Since Tassiulas and Ephremides proposed the maximum weight scheduling algorithm of throughput-optimality for constrained queueing networks in 1992, extensive research efforts have been made for resolving its high complexity issue under various directions. In this paper, we resolve this issue by developing a generic framework for designing throughput-optimal and low-complexity scheduling algorithms. Under the framework, an algorithm updates current schedules via an interaction with a given oracle system that generates a solution of a certain discrete optimization problem in a finite number of interactive queries. The complexity of the resulting algorithm is decided by the number of operations required for an oracle processing a single query, which is typically very small.

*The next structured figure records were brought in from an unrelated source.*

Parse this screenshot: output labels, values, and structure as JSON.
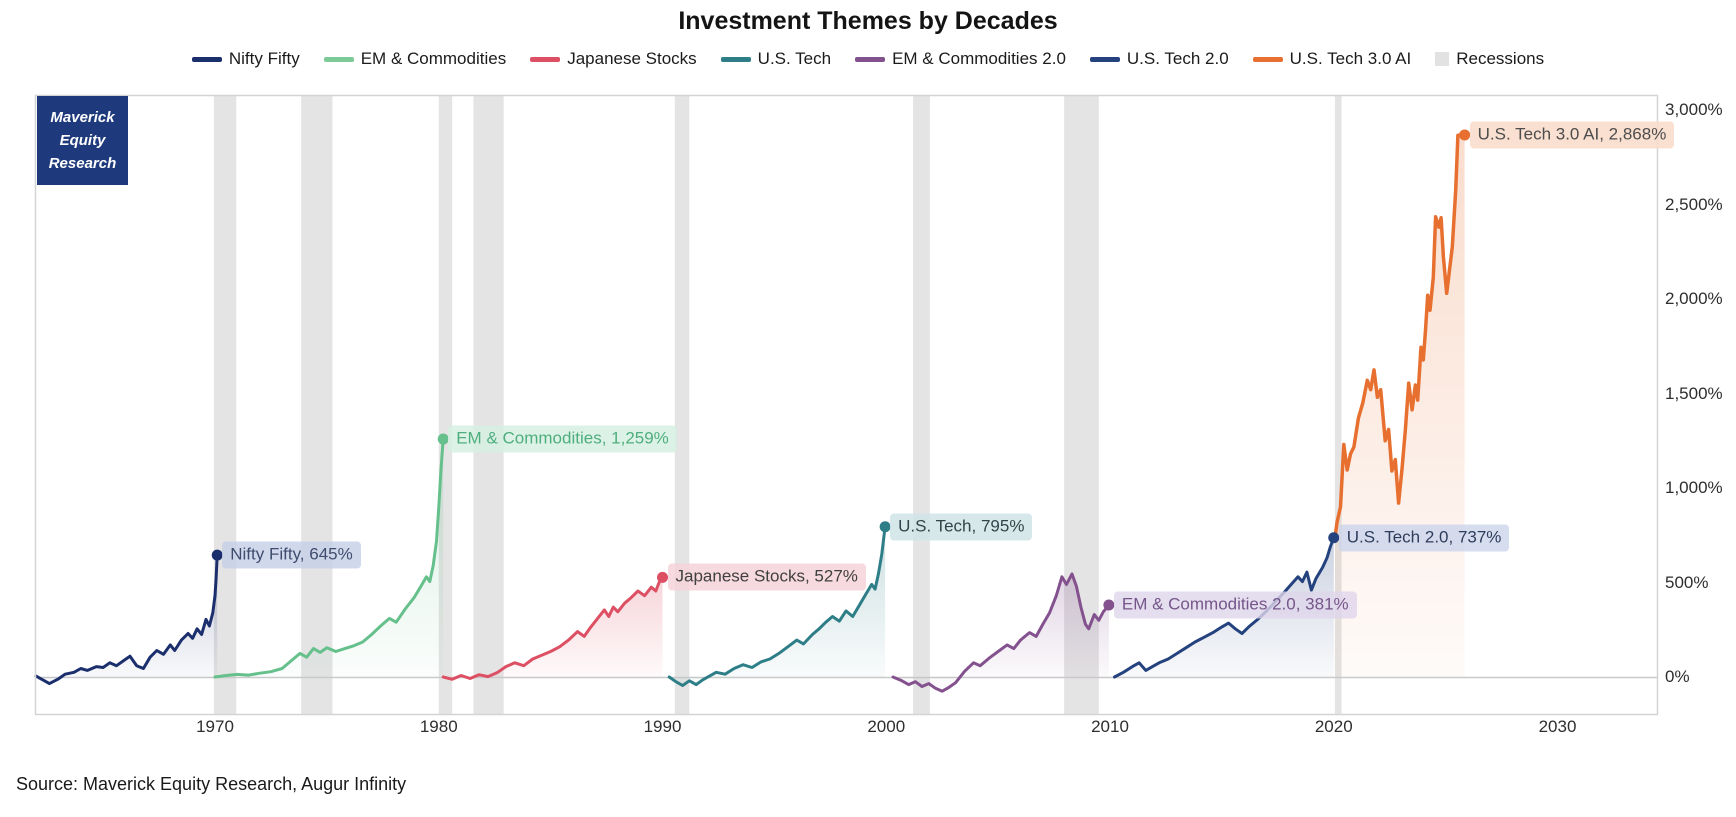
{
  "title": "Investment Themes by Decades",
  "source": "Source: Maverick Equity Research, Augur Infinity",
  "logo": {
    "lines": [
      "Maverick",
      "Equity",
      "Research"
    ],
    "bg": "#1e3a7c",
    "text_color": "#ffffff"
  },
  "legend": [
    {
      "label": "Nifty Fifty",
      "color": "#1b2f6d",
      "type": "line"
    },
    {
      "label": "EM & Commodities",
      "color": "#7ccb96",
      "type": "line"
    },
    {
      "label": "Japanese Stocks",
      "color": "#dd4f63",
      "type": "line"
    },
    {
      "label": "U.S. Tech",
      "color": "#2e7e88",
      "type": "line"
    },
    {
      "label": "EM & Commodities 2.0",
      "color": "#84518f",
      "type": "line"
    },
    {
      "label": "U.S. Tech 2.0",
      "color": "#24427e",
      "type": "line"
    },
    {
      "label": "U.S. Tech 3.0 AI",
      "color": "#e77030",
      "type": "line"
    },
    {
      "label": "Recessions",
      "color": "#e2e2e2",
      "type": "box"
    }
  ],
  "chart_data": {
    "type": "line",
    "title": "Investment Themes by Decades",
    "xlabel": "",
    "ylabel": "",
    "x_range": [
      1962,
      2034.5
    ],
    "y_range_pct": [
      -160,
      3080
    ],
    "grid": "zero-line-only",
    "legend_position": "top-center",
    "axis_line_color": "#d4d4d4",
    "zero_line_color": "#c9c9c9",
    "recession_color": "#e4e4e4",
    "x_ticks": [
      {
        "value": 1970,
        "label": "1970"
      },
      {
        "value": 1980,
        "label": "1980"
      },
      {
        "value": 1990,
        "label": "1990"
      },
      {
        "value": 2000,
        "label": "2000"
      },
      {
        "value": 2010,
        "label": "2010"
      },
      {
        "value": 2020,
        "label": "2020"
      },
      {
        "value": 2030,
        "label": "2030"
      }
    ],
    "y_ticks": [
      {
        "value": 0,
        "label": "0%"
      },
      {
        "value": 500,
        "label": "500%"
      },
      {
        "value": 1000,
        "label": "1,000%"
      },
      {
        "value": 1500,
        "label": "1,500%"
      },
      {
        "value": 2000,
        "label": "2,000%"
      },
      {
        "value": 2500,
        "label": "2,500%"
      },
      {
        "value": 3000,
        "label": "3,000%"
      }
    ],
    "recessions": [
      [
        1969.95,
        1970.95
      ],
      [
        1973.85,
        1975.25
      ],
      [
        1980.0,
        1980.6
      ],
      [
        1981.55,
        1982.9
      ],
      [
        1990.55,
        1991.2
      ],
      [
        2001.2,
        2001.95
      ],
      [
        2007.95,
        2009.5
      ],
      [
        2020.05,
        2020.35
      ]
    ],
    "series": [
      {
        "name": "Nifty Fifty",
        "color": "#1b2f6d",
        "end_value_pct": 645,
        "points": [
          [
            1962.0,
            5
          ],
          [
            1962.3,
            -15
          ],
          [
            1962.6,
            -35
          ],
          [
            1963.0,
            -10
          ],
          [
            1963.3,
            15
          ],
          [
            1963.7,
            25
          ],
          [
            1964.0,
            45
          ],
          [
            1964.3,
            35
          ],
          [
            1964.7,
            55
          ],
          [
            1965.0,
            50
          ],
          [
            1965.3,
            75
          ],
          [
            1965.6,
            60
          ],
          [
            1965.9,
            85
          ],
          [
            1966.2,
            110
          ],
          [
            1966.5,
            60
          ],
          [
            1966.8,
            45
          ],
          [
            1967.1,
            105
          ],
          [
            1967.4,
            140
          ],
          [
            1967.7,
            120
          ],
          [
            1968.0,
            170
          ],
          [
            1968.2,
            140
          ],
          [
            1968.5,
            195
          ],
          [
            1968.8,
            230
          ],
          [
            1969.0,
            205
          ],
          [
            1969.2,
            255
          ],
          [
            1969.4,
            225
          ],
          [
            1969.6,
            305
          ],
          [
            1969.75,
            270
          ],
          [
            1969.9,
            340
          ],
          [
            1970.0,
            430
          ],
          [
            1970.05,
            520
          ],
          [
            1970.1,
            645
          ]
        ]
      },
      {
        "name": "EM & Commodities",
        "color": "#66c08c",
        "end_value_pct": 1259,
        "points": [
          [
            1970.0,
            0
          ],
          [
            1970.5,
            8
          ],
          [
            1971.0,
            14
          ],
          [
            1971.5,
            10
          ],
          [
            1972.0,
            20
          ],
          [
            1972.5,
            28
          ],
          [
            1973.0,
            45
          ],
          [
            1973.4,
            85
          ],
          [
            1973.8,
            125
          ],
          [
            1974.1,
            105
          ],
          [
            1974.4,
            150
          ],
          [
            1974.7,
            130
          ],
          [
            1975.0,
            155
          ],
          [
            1975.4,
            135
          ],
          [
            1975.8,
            150
          ],
          [
            1976.2,
            165
          ],
          [
            1976.6,
            185
          ],
          [
            1977.0,
            225
          ],
          [
            1977.4,
            270
          ],
          [
            1977.8,
            310
          ],
          [
            1978.1,
            290
          ],
          [
            1978.5,
            360
          ],
          [
            1978.9,
            420
          ],
          [
            1979.2,
            480
          ],
          [
            1979.45,
            530
          ],
          [
            1979.6,
            505
          ],
          [
            1979.75,
            590
          ],
          [
            1979.9,
            720
          ],
          [
            1980.0,
            900
          ],
          [
            1980.1,
            1100
          ],
          [
            1980.2,
            1259
          ]
        ]
      },
      {
        "name": "Japanese Stocks",
        "color": "#dd4f63",
        "end_value_pct": 527,
        "points": [
          [
            1980.2,
            0
          ],
          [
            1980.6,
            -12
          ],
          [
            1981.0,
            8
          ],
          [
            1981.4,
            -8
          ],
          [
            1981.8,
            12
          ],
          [
            1982.2,
            2
          ],
          [
            1982.6,
            22
          ],
          [
            1983.0,
            55
          ],
          [
            1983.4,
            75
          ],
          [
            1983.8,
            60
          ],
          [
            1984.2,
            95
          ],
          [
            1984.6,
            115
          ],
          [
            1985.0,
            135
          ],
          [
            1985.4,
            160
          ],
          [
            1985.8,
            195
          ],
          [
            1986.2,
            240
          ],
          [
            1986.5,
            215
          ],
          [
            1986.8,
            265
          ],
          [
            1987.1,
            310
          ],
          [
            1987.4,
            355
          ],
          [
            1987.6,
            320
          ],
          [
            1987.8,
            370
          ],
          [
            1988.0,
            345
          ],
          [
            1988.3,
            390
          ],
          [
            1988.6,
            420
          ],
          [
            1988.9,
            455
          ],
          [
            1989.2,
            430
          ],
          [
            1989.5,
            475
          ],
          [
            1989.7,
            455
          ],
          [
            1989.85,
            500
          ],
          [
            1990.0,
            527
          ]
        ]
      },
      {
        "name": "U.S. Tech",
        "color": "#2e7e88",
        "end_value_pct": 795,
        "points": [
          [
            1990.3,
            0
          ],
          [
            1990.6,
            -25
          ],
          [
            1990.9,
            -45
          ],
          [
            1991.2,
            -20
          ],
          [
            1991.5,
            -40
          ],
          [
            1991.8,
            -15
          ],
          [
            1992.1,
            5
          ],
          [
            1992.4,
            25
          ],
          [
            1992.8,
            15
          ],
          [
            1993.2,
            45
          ],
          [
            1993.6,
            65
          ],
          [
            1994.0,
            50
          ],
          [
            1994.4,
            80
          ],
          [
            1994.8,
            95
          ],
          [
            1995.2,
            125
          ],
          [
            1995.6,
            160
          ],
          [
            1996.0,
            195
          ],
          [
            1996.3,
            175
          ],
          [
            1996.7,
            225
          ],
          [
            1997.0,
            255
          ],
          [
            1997.3,
            290
          ],
          [
            1997.6,
            320
          ],
          [
            1997.9,
            295
          ],
          [
            1998.2,
            350
          ],
          [
            1998.5,
            320
          ],
          [
            1998.8,
            380
          ],
          [
            1999.1,
            440
          ],
          [
            1999.35,
            490
          ],
          [
            1999.5,
            465
          ],
          [
            1999.65,
            545
          ],
          [
            1999.8,
            650
          ],
          [
            1999.95,
            795
          ]
        ]
      },
      {
        "name": "EM & Commodities 2.0",
        "color": "#84518f",
        "end_value_pct": 381,
        "points": [
          [
            2000.3,
            0
          ],
          [
            2000.7,
            -20
          ],
          [
            2001.0,
            -40
          ],
          [
            2001.3,
            -25
          ],
          [
            2001.6,
            -50
          ],
          [
            2001.9,
            -35
          ],
          [
            2002.2,
            -60
          ],
          [
            2002.5,
            -75
          ],
          [
            2002.8,
            -55
          ],
          [
            2003.1,
            -30
          ],
          [
            2003.5,
            30
          ],
          [
            2003.9,
            75
          ],
          [
            2004.2,
            60
          ],
          [
            2004.6,
            100
          ],
          [
            2005.0,
            135
          ],
          [
            2005.4,
            170
          ],
          [
            2005.7,
            150
          ],
          [
            2006.0,
            195
          ],
          [
            2006.4,
            235
          ],
          [
            2006.7,
            215
          ],
          [
            2007.0,
            280
          ],
          [
            2007.3,
            340
          ],
          [
            2007.6,
            430
          ],
          [
            2007.85,
            530
          ],
          [
            2008.05,
            490
          ],
          [
            2008.3,
            545
          ],
          [
            2008.5,
            480
          ],
          [
            2008.7,
            370
          ],
          [
            2008.9,
            280
          ],
          [
            2009.05,
            255
          ],
          [
            2009.3,
            330
          ],
          [
            2009.5,
            300
          ],
          [
            2009.7,
            345
          ],
          [
            2009.95,
            381
          ]
        ]
      },
      {
        "name": "U.S. Tech 2.0",
        "color": "#24427e",
        "end_value_pct": 737,
        "points": [
          [
            2010.2,
            0
          ],
          [
            2010.6,
            25
          ],
          [
            2011.0,
            55
          ],
          [
            2011.3,
            75
          ],
          [
            2011.6,
            35
          ],
          [
            2011.9,
            55
          ],
          [
            2012.2,
            75
          ],
          [
            2012.6,
            95
          ],
          [
            2013.0,
            125
          ],
          [
            2013.4,
            155
          ],
          [
            2013.8,
            185
          ],
          [
            2014.2,
            210
          ],
          [
            2014.6,
            235
          ],
          [
            2015.0,
            265
          ],
          [
            2015.3,
            285
          ],
          [
            2015.6,
            255
          ],
          [
            2015.9,
            230
          ],
          [
            2016.2,
            265
          ],
          [
            2016.6,
            305
          ],
          [
            2017.0,
            350
          ],
          [
            2017.4,
            400
          ],
          [
            2017.8,
            450
          ],
          [
            2018.1,
            490
          ],
          [
            2018.4,
            530
          ],
          [
            2018.6,
            505
          ],
          [
            2018.8,
            555
          ],
          [
            2019.0,
            460
          ],
          [
            2019.2,
            520
          ],
          [
            2019.5,
            580
          ],
          [
            2019.7,
            630
          ],
          [
            2019.85,
            690
          ],
          [
            2020.0,
            737
          ]
        ]
      },
      {
        "name": "U.S. Tech 3.0 AI",
        "color": "#e77030",
        "end_value_pct": 2868,
        "points": [
          [
            2020.05,
            737
          ],
          [
            2020.15,
            820
          ],
          [
            2020.3,
            900
          ],
          [
            2020.45,
            1230
          ],
          [
            2020.6,
            1095
          ],
          [
            2020.75,
            1180
          ],
          [
            2020.9,
            1217
          ],
          [
            2021.1,
            1370
          ],
          [
            2021.3,
            1450
          ],
          [
            2021.5,
            1570
          ],
          [
            2021.65,
            1520
          ],
          [
            2021.8,
            1625
          ],
          [
            2021.95,
            1480
          ],
          [
            2022.1,
            1520
          ],
          [
            2022.3,
            1250
          ],
          [
            2022.45,
            1310
          ],
          [
            2022.6,
            1090
          ],
          [
            2022.75,
            1150
          ],
          [
            2022.9,
            920
          ],
          [
            2023.05,
            1100
          ],
          [
            2023.2,
            1310
          ],
          [
            2023.35,
            1555
          ],
          [
            2023.5,
            1413
          ],
          [
            2023.65,
            1545
          ],
          [
            2023.75,
            1465
          ],
          [
            2023.9,
            1745
          ],
          [
            2024.0,
            1677
          ],
          [
            2024.1,
            1835
          ],
          [
            2024.2,
            2020
          ],
          [
            2024.3,
            1940
          ],
          [
            2024.45,
            2115
          ],
          [
            2024.55,
            2435
          ],
          [
            2024.7,
            2380
          ],
          [
            2024.8,
            2430
          ],
          [
            2024.9,
            2222
          ],
          [
            2025.05,
            2030
          ],
          [
            2025.2,
            2180
          ],
          [
            2025.3,
            2275
          ],
          [
            2025.45,
            2575
          ],
          [
            2025.55,
            2866
          ],
          [
            2025.85,
            2868
          ]
        ]
      }
    ],
    "annotations": [
      {
        "text": "Nifty Fifty, 645%",
        "year": 1970.1,
        "pct": 645,
        "text_color": "#3f4d6d",
        "bg": "rgba(196,206,231,0.8)",
        "dot_color": "#1b2f6d"
      },
      {
        "text": "EM & Commodities, 1,259%",
        "year": 1980.2,
        "pct": 1259,
        "text_color": "#4fae7d",
        "bg": "rgba(214,240,226,0.85)",
        "dot_color": "#66c08c"
      },
      {
        "text": "Japanese Stocks, 527%",
        "year": 1990.0,
        "pct": 527,
        "text_color": "#404040",
        "bg": "rgba(246,210,218,0.85)",
        "dot_color": "#dd4f63"
      },
      {
        "text": "U.S. Tech, 795%",
        "year": 1999.95,
        "pct": 795,
        "text_color": "#33434a",
        "bg": "rgba(208,228,231,0.85)",
        "dot_color": "#2e7e88"
      },
      {
        "text": "EM & Commodities 2.0, 381%",
        "year": 2009.95,
        "pct": 381,
        "text_color": "#75568a",
        "bg": "rgba(223,214,235,0.8)",
        "dot_color": "#84518f"
      },
      {
        "text": "U.S. Tech 2.0, 737%",
        "year": 2020.0,
        "pct": 737,
        "text_color": "#2e3d5c",
        "bg": "rgba(203,212,235,0.8)",
        "dot_color": "#24427e"
      },
      {
        "text": "U.S. Tech 3.0 AI, 2,868%",
        "year": 2025.85,
        "pct": 2868,
        "text_color": "#4d4d4d",
        "bg": "rgba(250,221,203,0.9)",
        "dot_color": "#e77030"
      }
    ]
  }
}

Somewhat surprisingly, we prove that an algorithm using any such oracle is throughput-optimal for general constrained queueing network models that arise in the context of emerging large-scale communication networks. To our best knowledge, our result is the first that establishes a rigorous connection between iterative optimization methods and low-complexity scheduling algorithms, which we believe provides various future directions and new insights in both areas.